Biblioteca Central, espacio emblemático


lm1Aunque un tanto olvidada por algunos, la Biblioteca Central de Terrassa supuso en su momento un punto de inflexión urbanístico para la zona en que se construyó. Transformó un espacio ocupado por el antiguo Vapor Torredemer en el que se habilitó un edificio con vocación de emblema que se completó con un plan urbanístico que culminó con la creación del pequeño Passeig de les Lletres (nombre que recibe en honor a la biblioteca). Ese edificio, hoy solo valorado por quienes miramos la arquitectura urbana como algo que engrandece nuestra ciudad, fue en su momento merecedor de un premio de prestigio que avala sus méritos arquitectónicos.

A finales de los 90, el Ayuntamiento de Terrassa encargó al arquitecto valenciano Josep Llinàs un proyecto para crear una gran biblioteca de referencia para la ciudad, unificando los dos archivos que ya existían en el distrito (la Biblioteca Soler i Palet y la Biblioteca Salvador Cardús). Llinàs presentó su boceto en 1997 y la Biblioteca Central de Terrassa abrió sus puertas el 10 de mayo de 1998 con una gran fiesta popular.

El proyecto concebido por el arquitecto castellonense perseguía entre uno de sus objetivos mantener el aire industrial heredado de la antigua fábrica Torredemer y del conjunto de la ciudad; de ahí el uso de materiales como el ladrillo visto y su estructura en forma de gran nave. Pero el trabajo de Llinàs también buscaba generar espacios de tranquilidad y serenidad que propiciaran las actividades propias de una biblioteca, así como un aprovechamiento de la luz natural tan necesaria para este tipo de equipamiento.
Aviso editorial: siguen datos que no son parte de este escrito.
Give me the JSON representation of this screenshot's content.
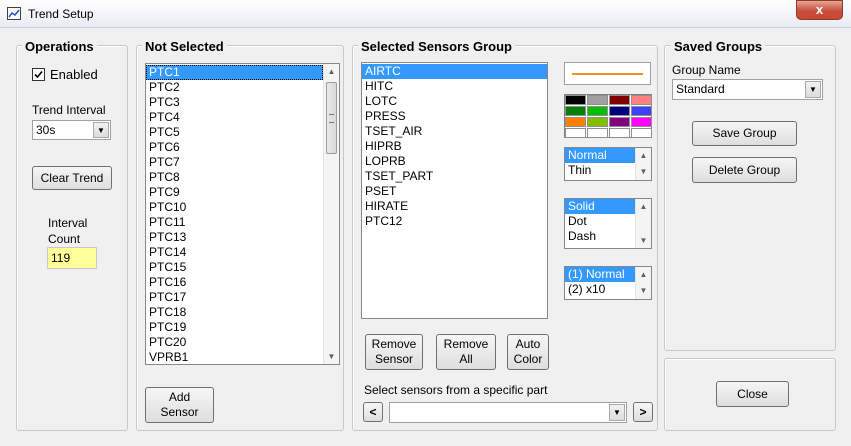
{
  "window": {
    "title": "Trend Setup",
    "close_glyph": "x"
  },
  "operations": {
    "legend": "Operations",
    "enabled_label": "Enabled",
    "enabled_checked": true,
    "trend_interval_label": "Trend Interval",
    "trend_interval_value": "30s",
    "clear_trend_label": "Clear Trend",
    "interval_count_label_1": "Interval",
    "interval_count_label_2": "Count",
    "interval_count_value": "119"
  },
  "not_selected": {
    "legend": "Not Selected",
    "items": [
      "PTC1",
      "PTC2",
      "PTC3",
      "PTC4",
      "PTC5",
      "PTC6",
      "PTC7",
      "PTC8",
      "PTC9",
      "PTC10",
      "PTC11",
      "PTC13",
      "PTC14",
      "PTC15",
      "PTC16",
      "PTC17",
      "PTC18",
      "PTC19",
      "PTC20",
      "VPRB1"
    ],
    "selected_index": 0,
    "add_sensor_label_1": "Add",
    "add_sensor_label_2": "Sensor"
  },
  "selected_group": {
    "legend": "Selected Sensors Group",
    "items": [
      "AIRTC",
      "HITC",
      "LOTC",
      "PRESS",
      "TSET_AIR",
      "HIPRB",
      "LOPRB",
      "TSET_PART",
      "PSET",
      "HIRATE",
      "PTC12"
    ],
    "selected_index": 0,
    "line_color": "#f0901a",
    "palette": [
      [
        "#000000",
        "#a0a0a0",
        "#800000",
        "#ff8080"
      ],
      [
        "#008000",
        "#00c000",
        "#000080",
        "#4040ff"
      ],
      [
        "#ff8000",
        "#80c000",
        "#800080",
        "#ff00ff"
      ],
      [
        "#ffffff",
        "#ffffff",
        "#ffffff",
        "#ffffff"
      ]
    ],
    "width_options": [
      "Normal",
      "Thin"
    ],
    "width_selected": 0,
    "style_options": [
      "Solid",
      "Dot",
      "Dash"
    ],
    "style_selected": 0,
    "scale_options": [
      "(1) Normal",
      "(2) x10"
    ],
    "scale_selected": 0,
    "remove_sensor_label_1": "Remove",
    "remove_sensor_label_2": "Sensor",
    "remove_all_label_1": "Remove",
    "remove_all_label_2": "All",
    "auto_color_label_1": "Auto",
    "auto_color_label_2": "Color",
    "part_label": "Select sensors from a specific part",
    "part_value": "",
    "prev_label": "<",
    "next_label": ">"
  },
  "saved_groups": {
    "legend": "Saved Groups",
    "group_name_label": "Group Name",
    "group_name_value": "Standard",
    "save_label": "Save Group",
    "delete_label": "Delete Group"
  },
  "footer": {
    "close_label": "Close"
  }
}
Así, se introdujo una cuarta calle peatonal en el límite Norte del solar que acoge a la biblioteca, dando lugar a un espacio tranquilo y silencioso respecto al tráfico perimetral en el principal acceso al edificio. También se creó en la cota -1 un espacio libre a modo de patio inglés que aporta luminosidad y tranquilidad a la zona destinada a biblioteca infantil. El edificio tiene una superficie útil de 3.425 metros cuadrados, distruibuidos en tres plantas y se concibió de forma que pudiera obtener luz desde la zona Norte. Su fachada principal se abre al nuevo Passeig de les Lletres (ubicado en lo que era la calle Sant Llorenç) y en ella destaca el porche abovedado y decorado con letras de distintos alfabetos (latino, griego, árabe), que es su principal signo distintivo. Al amparo del mismo se sitúa el área que se destina a la lectura de diarios y revistas.

La planta baja o planta de acceso acoge es un amplio espacio abierto que acoge el área de  información y consulta de los fondos bibliotecarios. Reserva pequeños espacios para la formación y almacén logístico. La impresionante cubierta curvada se ha resuelto de forma que una de sus vertientes finaliza por debajo de la otra, aprovechando el espacio intermedio para la ubicación de ventanales que permiten la entrada de luz. Esos ventanales se refuerzan por otros ubicados en los laterales de dichas cubiertas, haciendo que la iluminación natural provenga desde lo alto. La altura de esos techos, sustentados por grandes columnas de hormigón, contribuye a dar la amplitud necesaria al espacio para descongestionar el habitual colapso que genera la presencia de estanterías abarrotadas de libros en una biblioteca.

La planta principal o de acceso da paso a una planta sótano que, no obstante, recibe luz natural gracias al patio excavado en el solar. Dicha planta da cabida a la zona dedicada a los fondos infantiles y también a las dependencias propias de la biblioteca, como son el despacho de dirección, una sala de reuniones, espacios de trabajo interno y aparcamiento.

El resultado final valió a Josep Llinàs el premio Manuel de la Dehesa, de la V Bienal de Arquitectura, otorgado en el año 1999 y con el que se reconoce la calidad arquitectónica y la economía de medios en construcciones públicas. Josep Llinàs ha obtenido tres veces el prestigioso Premio FAD (1977 en la categoría de interiorismo, en 1996 por la restauración del Teatro Metropol de Tarragona y en 2006 por la realización de la Biblioteca Jaume Fuster de Barcelona. Asimismo en 1995 fue galardonado con el Premio Ciudad de Barcelona de arquitectura y el 2006 con el Premio Nacional de Arquitectura y Espacio Público concedido por la Generalitat de Catalunya por la realización de la Biblioteca Jaume Fuster.